In his Medium article titled “The Future of Healing: Shifting From Trauma Informed Care to Healing Centered Engagement,” Dr. Ginwright identifies four key elements that differentiate healing-centered engagement from trauma-informed ones. First, healing-centered engagement is unique because it is a political relationship rather than a clinical one. Not that it is partisan, but rather that it engages community action and is built on an awareness of justice and inequity in our society. Second, healing-centered engagement is grounded in one’s cultural identity, giving young people a powerful sense of meaning in their healing. Third, because these relationships are grounded in identity, they are asset driven and not symptom targeting. Last and most important, healing-centered engagement supports two-way healing. Adults have experienced trauma in the pandemic as well. Before presuming that they can help young people heal, educators must determine a way to sustain their own healing and well-being.

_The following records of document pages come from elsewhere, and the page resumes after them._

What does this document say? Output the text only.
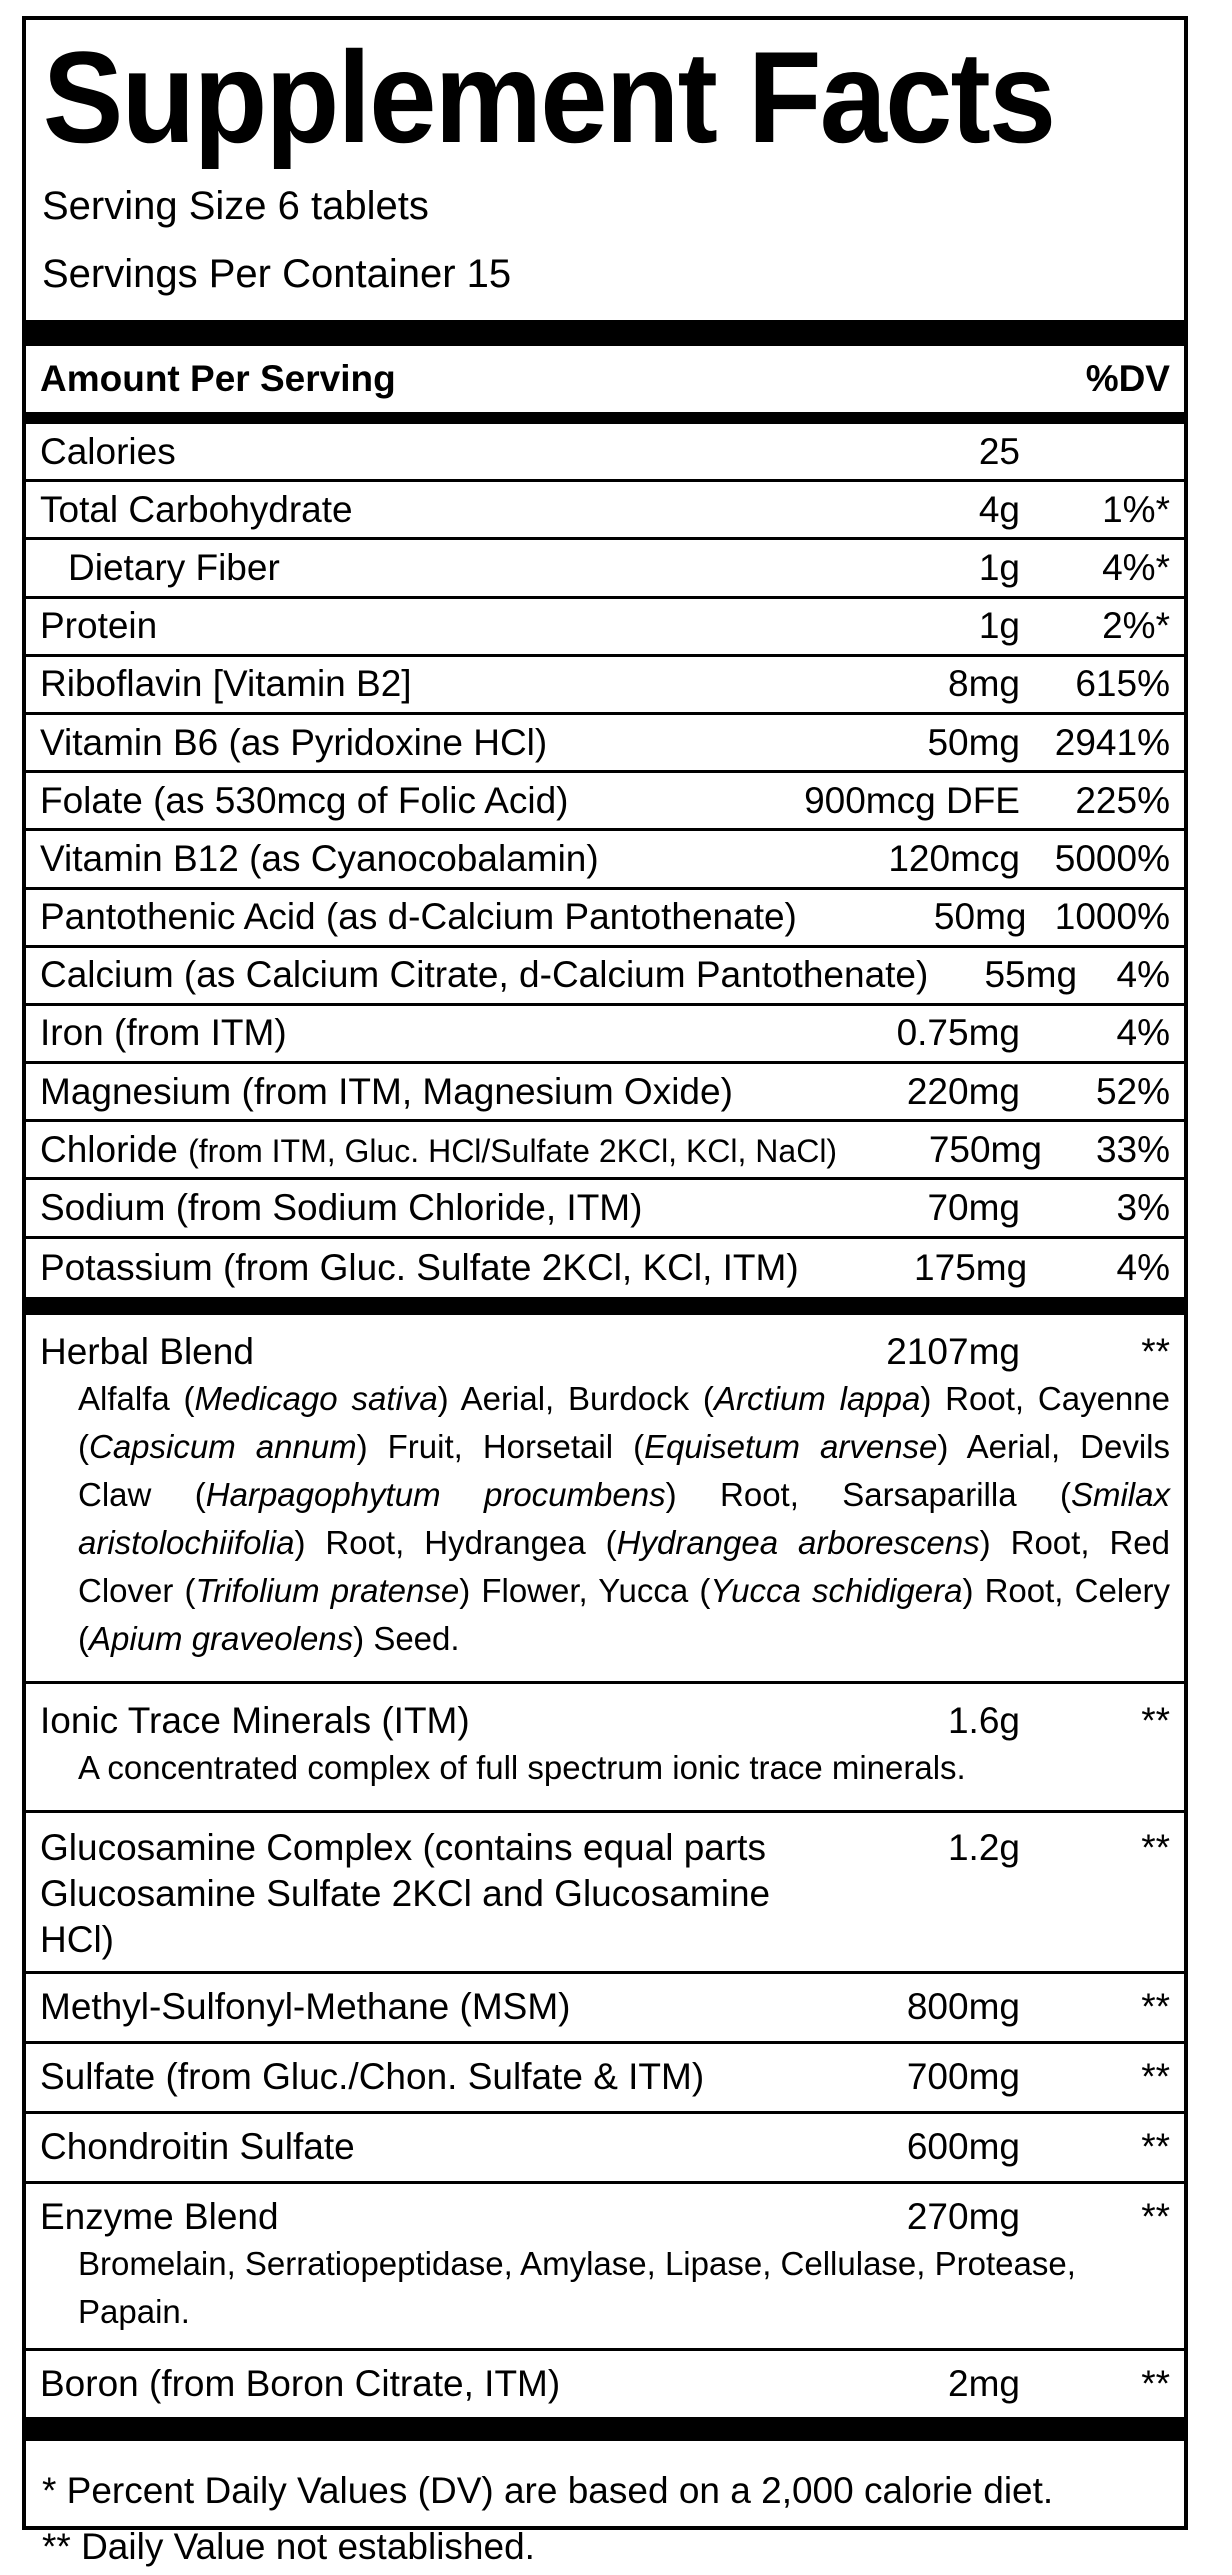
Supplement Facts
Serving Size 6 tablets
Servings Per Container 15
Amount Per Serving	%DV
Calories	25
Total Carbohydrate	4g	1%*
Dietary Fiber	1g	4%*
Protein	1g	2%*
Riboflavin [Vitamin B2]	8mg	615%
Vitamin B6 (as Pyridoxine HCl)	50mg 2941%
Folate (as 530mcg of Folic Acid)	900mcg DFE	225%
Vitamin B12 (as Cyanocobalamin)	120mcg 5000%
Pantothenic Acid (as d-Calcium Pantothenate)	50mg 1000%
Calcium (as Calcium Citrate, d-Calcium Pantothenate)	55mg	4%
Iron (from ITM)	0.75mg	4%
Magnesium (from ITM, Magnesium Oxide)	220mg	52%
Chloride (from ITM, Gluc. HCl/Sulfate 2KCl, KCl, NaCl)	750mg	33%
Sodium (from Sodium Chloride, ITM)	70mg	3%
Potassium (from Gluc. Sulfate 2KCl, KCl, ITM)	175mg	4%
Herbal Blend	2107mg	**
Alfalfa (Medicago sativa) Aerial, Burdock (Arctium lappa) Root, Cayenne (Capsicum annum) Fruit, Horsetail (Equisetum arvense) Aerial, Devils Claw (Harpagophytum procumbens) Root, Sarsaparilla (Smilax aristolochiifolia) Root, Hydrangea (Hydrangea arborescens) Root, Red Clover (Trifolium pratense) Flower, Yucca (Yucca schidigera) Root, Celery (Apium graveolens) Seed.
Ionic Trace Minerals (ITM)	1.6g	**
A concentrated complex of full spectrum ionic trace minerals.
Glucosamine Complex (contains equal parts
Glucosamine Sulfate 2KCl and Glucosamine HCl)
1.2g	**
Methyl-Sulfonyl-Methane (MSM)	800mg	**
Sulfate (from Gluc./Chon. Sulfate & ITM)	700mg	**
Chondroitin Sulfate	600mg	**
Enzyme Blend	270mg	**
Bromelain, Serratiopeptidase, Amylase, Lipase, Cellulase, Protease, Papain.
Boron (from Boron Citrate, ITM)	2mg	**
* Percent Daily Values (DV) are based on a 2,000 calorie diet.
** Daily Value not established.
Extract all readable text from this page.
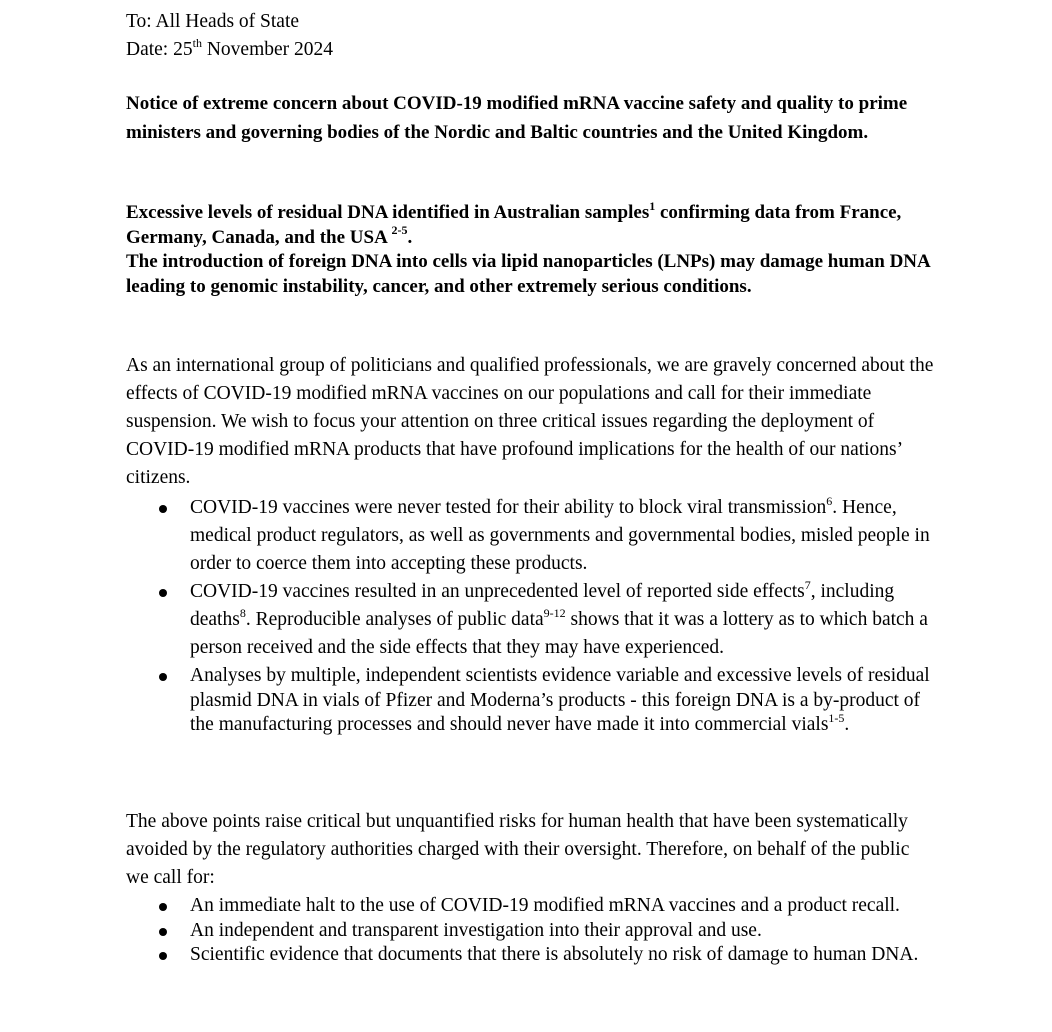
To: All Heads of State
Date: 25th November 2024

Notice of extreme concern about COVID-19 modified mRNA vaccine safety and quality to prime ministers and governing bodies of the Nordic and Baltic countries and the United Kingdom.

Excessive levels of residual DNA identified in Australian samples$^1$ confirming data from France, Germany, Canada, and the USA $^{2-5}$.

The introduction of foreign DNA into cells via lipid nanoparticles (LNPs) may damage human DNA leading to genomic instability, cancer, and other extremely serious conditions.

As an international group of politicians and qualified professionals, we are gravely concerned about the effects of COVID-19 modified mRNA vaccines on our populations and call for their immediate suspension. We wish to focus your attention on three critical issues regarding the deployment of COVID-19 modified mRNA products that have profound implications for the health of our nations’ citizens.

COVID-19 vaccines were never tested for their ability to block viral transmission$^6$. Hence, medical product regulators, as well as governments and governmental bodies, misled people in order to coerce them into accepting these products.
COVID-19 vaccines resulted in an unprecedented level of reported side effects$^7$, including deaths$^8$. Reproducible analyses of public data$^{9-12}$ shows that it was a lottery as to which batch a person received and the side effects that they may have experienced.
Analyses by multiple, independent scientists evidence variable and excessive levels of residual plasmid DNA in vials of Pfizer and Moderna’s products - this foreign DNA is a by-product of the manufacturing processes and should never have made it into commercial vials$^{1-5}$.

The above points raise critical but unquantified risks for human health that have been systematically avoided by the regulatory authorities charged with their oversight. Therefore, on behalf of the public we call for:

An immediate halt to the use of COVID-19 modified mRNA vaccines and a product recall.
An independent and transparent investigation into their approval and use.
Scientific evidence that documents that there is absolutely no risk of damage to human DNA.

Conclusion and Actionable Considerations
It is no secret that since the start of the COVID-19 pandemic, the lives of our nation’s young people have been anything but stable. For many, the pandemic worsened an already stressed community. Educators and policymakers should consider how to ensure young people can utilize their afterschool time to begin their healing process. The third and final part of the Afterschool Alliance’s “Caring for Children and Youth in Crisis” webinar series presented important considerations for advocating policy supporting trauma-informed and healing-centered practices. In reviewing the series as a whole, the following three recommendations can be made.
1. Advocate for local action by joining or beginning a Trauma-Informed (or Healing-Centered) Community Network.
Trauma-Informed Community Networks, such as the one in Fairfax Virginia, are multi-disciplinary partnerships that engage educators, policymakers, and community members alike. This method of leveraging widespread community engagement can encourage the advancement of trauma-informed policy decisions and increase support for local afterschool programs. It is also essential to consider the distinctions between trauma-informed and healing-centered practices. While trauma-informed practices may be a place to start, transition to healing-centered language may be more impactful.
2. Organize Site Visits for Policymakers.
Bringing policymakers into the afterschool environment engages them in a way that connects them to the communities that they serve. These intimate interactions allow young people and educators to share their personal experiences with policymakers and opens the door to building empathy. It is crucial to recognize that hosting site visits for policymakers in the COVID-19 pandemic may look very different than site visits in the past. Still, with the helpful presence of technology, virtual site visits may be just as effective.
3. Build empathy.
Whether an educator hopes to implement healing-centered engagement in an afterschool program or policymakers are looking to serve their constituents better, it is vital to start by building empathy. Through this practice, it becomes easier to reflect on actions taken with a critical lens. By building empathy, educators can better connect with their students, and policymakers can prevent trauma rather than exacerbate it.